Quickly, disgust is a response stimuli(anything that our sensse can detect) associated with either harmful germs and/or toxic substances.  The gag reflex is one of the allied reflexes that serves the purpose of ejecting harmful material in the process of consumption.  Associated differentiated facial expressions send social warning signals on the points above.  Naturally, disgust motivates the avoidance of noxious material.

Now, as a general note, as alluded to in the paragraphs on laughter, emotions can compete for simultaneous expression.  The screaming demons model very much applies here, which is general feature of competing behaviors, including thoughts.  This means that essentially, two or more emotions can be triggered at more or less the same time, with the experience and expression there of a difference between that of the greatest magnitude and that of the next greatest.  Competing emotional responses can decay at differential rates, largely depending on the frequency of repeated , but varying triggers as a result of continued evaluation and influx of new information. 

Hence, there can be net laughter, or net anger.  It is commonly observed that laughter can often follow anger.
This can happen when the associated loss fades, perhaps due to compensatory gains.  In that case, the importance of the mere novelty of the outcome becomes dominant, leading to net laughter.

Likewise, anxiety can be increasingly replaced with fear as an unexpected loss is perceived as increasingly unavoidable.  Joy can become anger, as when what one thinks is a good deal on a car intially, later is found to be relatively expensive. 

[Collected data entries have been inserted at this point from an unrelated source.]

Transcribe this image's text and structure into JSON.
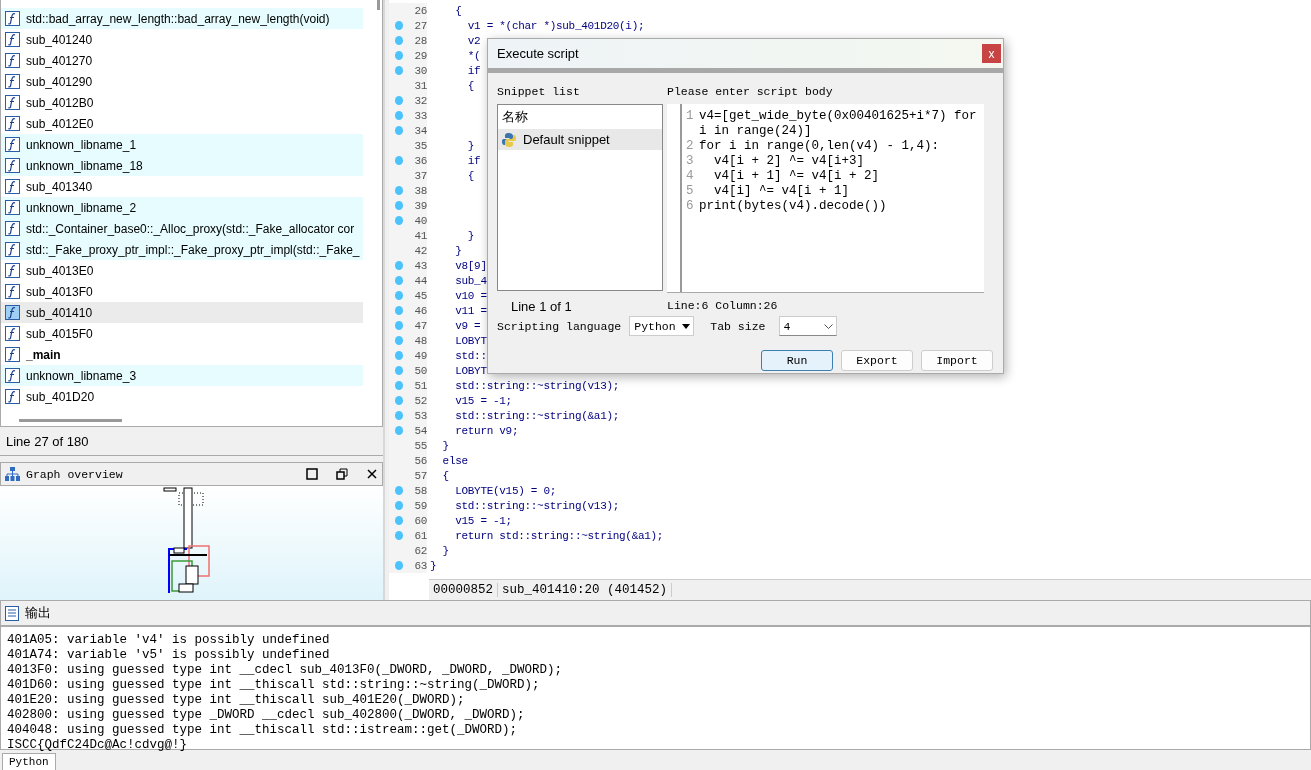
{
  "functions": {
    "items": [
      {
        "name": "std::bad_array_new_length::bad_array_new_length(void)",
        "kind": "library",
        "selected": false
      },
      {
        "name": "sub_401240",
        "kind": "regular",
        "selected": false
      },
      {
        "name": "sub_401270",
        "kind": "regular",
        "selected": false
      },
      {
        "name": "sub_401290",
        "kind": "regular",
        "selected": false
      },
      {
        "name": "sub_4012B0",
        "kind": "regular",
        "selected": false
      },
      {
        "name": "sub_4012E0",
        "kind": "regular",
        "selected": false
      },
      {
        "name": "unknown_libname_1",
        "kind": "library",
        "selected": false
      },
      {
        "name": "unknown_libname_18",
        "kind": "library",
        "selected": false
      },
      {
        "name": "sub_401340",
        "kind": "regular",
        "selected": false
      },
      {
        "name": "unknown_libname_2",
        "kind": "library",
        "selected": false
      },
      {
        "name": "std::_Container_base0::_Alloc_proxy(std::_Fake_allocator cor",
        "kind": "library",
        "selected": false
      },
      {
        "name": "std::_Fake_proxy_ptr_impl::_Fake_proxy_ptr_impl(std::_Fake_",
        "kind": "library",
        "selected": false
      },
      {
        "name": "sub_4013E0",
        "kind": "regular",
        "selected": false
      },
      {
        "name": "sub_4013F0",
        "kind": "regular",
        "selected": false
      },
      {
        "name": "sub_401410",
        "kind": "regular",
        "selected": true
      },
      {
        "name": "sub_4015F0",
        "kind": "regular",
        "selected": false
      },
      {
        "name": "_main",
        "kind": "main",
        "selected": false
      },
      {
        "name": "unknown_libname_3",
        "kind": "library",
        "selected": false
      },
      {
        "name": "sub_401D20",
        "kind": "regular",
        "selected": false
      }
    ],
    "status": "Line 27 of 180"
  },
  "graph_overview": {
    "title": "Graph overview"
  },
  "code": {
    "lines": [
      {
        "num": "26",
        "dot": false,
        "text": "    {"
      },
      {
        "num": "27",
        "dot": true,
        "text": "      v1 = *(char *)sub_401D20(i);"
      },
      {
        "num": "28",
        "dot": true,
        "text": "      v2"
      },
      {
        "num": "29",
        "dot": true,
        "text": "      *("
      },
      {
        "num": "30",
        "dot": true,
        "text": "      if"
      },
      {
        "num": "31",
        "dot": false,
        "text": "      {"
      },
      {
        "num": "32",
        "dot": true
      },
      {
        "num": "33",
        "dot": true
      },
      {
        "num": "34",
        "dot": true
      },
      {
        "num": "35",
        "dot": false,
        "text": "      }"
      },
      {
        "num": "36",
        "dot": true,
        "text": "      if"
      },
      {
        "num": "37",
        "dot": false,
        "text": "      {"
      },
      {
        "num": "38",
        "dot": true
      },
      {
        "num": "39",
        "dot": true
      },
      {
        "num": "40",
        "dot": true
      },
      {
        "num": "41",
        "dot": false,
        "text": "      }"
      },
      {
        "num": "42",
        "dot": false,
        "text": "    }"
      },
      {
        "num": "43",
        "dot": true,
        "text": "    v8[9]"
      },
      {
        "num": "44",
        "dot": true,
        "text": "    sub_4"
      },
      {
        "num": "45",
        "dot": true,
        "text": "    v10 ="
      },
      {
        "num": "46",
        "dot": true,
        "text": "    v11 ="
      },
      {
        "num": "47",
        "dot": true,
        "text": "    v9 ="
      },
      {
        "num": "48",
        "dot": true,
        "text": "    LOBYT"
      },
      {
        "num": "49",
        "dot": true,
        "text": "    std::"
      },
      {
        "num": "50",
        "dot": true,
        "text": "    LOBYT"
      },
      {
        "num": "51",
        "dot": true,
        "text": "    std::string::~string(v13);"
      },
      {
        "num": "52",
        "dot": true,
        "text": "    v15 = -1;"
      },
      {
        "num": "53",
        "dot": true,
        "text": "    std::string::~string(&a1);"
      },
      {
        "num": "54",
        "dot": true,
        "text": "    return v9;"
      },
      {
        "num": "55",
        "dot": false,
        "text": "  }"
      },
      {
        "num": "56",
        "dot": false,
        "text": "  else"
      },
      {
        "num": "57",
        "dot": false,
        "text": "  {"
      },
      {
        "num": "58",
        "dot": true,
        "text": "    LOBYTE(v15) = 0;"
      },
      {
        "num": "59",
        "dot": true,
        "text": "    std::string::~string(v13);"
      },
      {
        "num": "60",
        "dot": true,
        "text": "    v15 = -1;"
      },
      {
        "num": "61",
        "dot": true,
        "text": "    return std::string::~string(&a1);"
      },
      {
        "num": "62",
        "dot": false,
        "text": "  }"
      },
      {
        "num": "63",
        "dot": true,
        "text": "}"
      }
    ],
    "status": [
      "00000852",
      "sub_401410:20 (401452)"
    ]
  },
  "dialog": {
    "title": "Execute script",
    "close": "x",
    "snippet_label": "Snippet list",
    "snippet_header": "名称",
    "snippets": [
      {
        "name": "Default snippet",
        "selected": true
      }
    ],
    "snippet_status": "Line 1 of 1",
    "body_label": "Please enter script body",
    "script": [
      {
        "num": "1",
        "text": "v4=[get_wide_byte(0x00401625+i*7) for i in range(24)]"
      },
      {
        "num": "2",
        "text": "for i in range(0,len(v4) - 1,4):"
      },
      {
        "num": "3",
        "text": "  v4[i + 2] ^= v4[i+3]"
      },
      {
        "num": "4",
        "text": "  v4[i + 1] ^= v4[i + 2]"
      },
      {
        "num": "5",
        "text": "  v4[i] ^= v4[i + 1]"
      },
      {
        "num": "6",
        "text": "print(bytes(v4).decode())"
      }
    ],
    "cursor": "Line:6  Column:26",
    "language_label": "Scripting language",
    "language": "Python",
    "tab_label": "Tab size",
    "tab_size": "4",
    "buttons": [
      {
        "label": "Run",
        "default": true
      },
      {
        "label": "Export",
        "default": false
      },
      {
        "label": "Import",
        "default": false
      }
    ]
  },
  "output": {
    "title": "输出",
    "lines": [
      "401A05: variable 'v4' is possibly undefined",
      "401A74: variable 'v5' is possibly undefined",
      "4013F0: using guessed type int __cdecl sub_4013F0(_DWORD, _DWORD, _DWORD);",
      "401D60: using guessed type int __thiscall std::string::~string(_DWORD);",
      "401E20: using guessed type int __thiscall sub_401E20(_DWORD);",
      "402800: using guessed type _DWORD __cdecl sub_402800(_DWORD, _DWORD);",
      "404048: using guessed type int __thiscall std::istream::get(_DWORD);",
      "ISCC{QdfC24Dc@Ac!cdvg@!}"
    ],
    "input_tab": "Python"
  }
}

I should also mention satiation, which seems to have its own emotional experience and expressions attached, though I wouldn't personally refer to it as an emotion.  When satiated, regardless of prior expectations, there tends to be a shift toward lower physiological arousal, as evidenced in a sigh, which presumably brings breathing to a slower rhythm.

As reasoned in my posts on mood linked to in the second paragraph above, mood modulates the magnitude of emotional responses.  Lower moods augment negative emotion, and the reverse is true for positive ones.

I hope this post isn't too long, disorganized, or jargon-filled to be enjoyable.  I will perhaps offer a simpler post on this subject in the very near future.  I will also add more references to this post when time allows.


Update:  I've added some references in links above for laughter, as well as the following citation:

1. Nerhardt, G. Humor and inclinations of humor: Emotional reactions to stimuli ofdifferent divergence from a range of expectancy. Scandinavian Journal ofPsychology. 1970, 11, 185-195.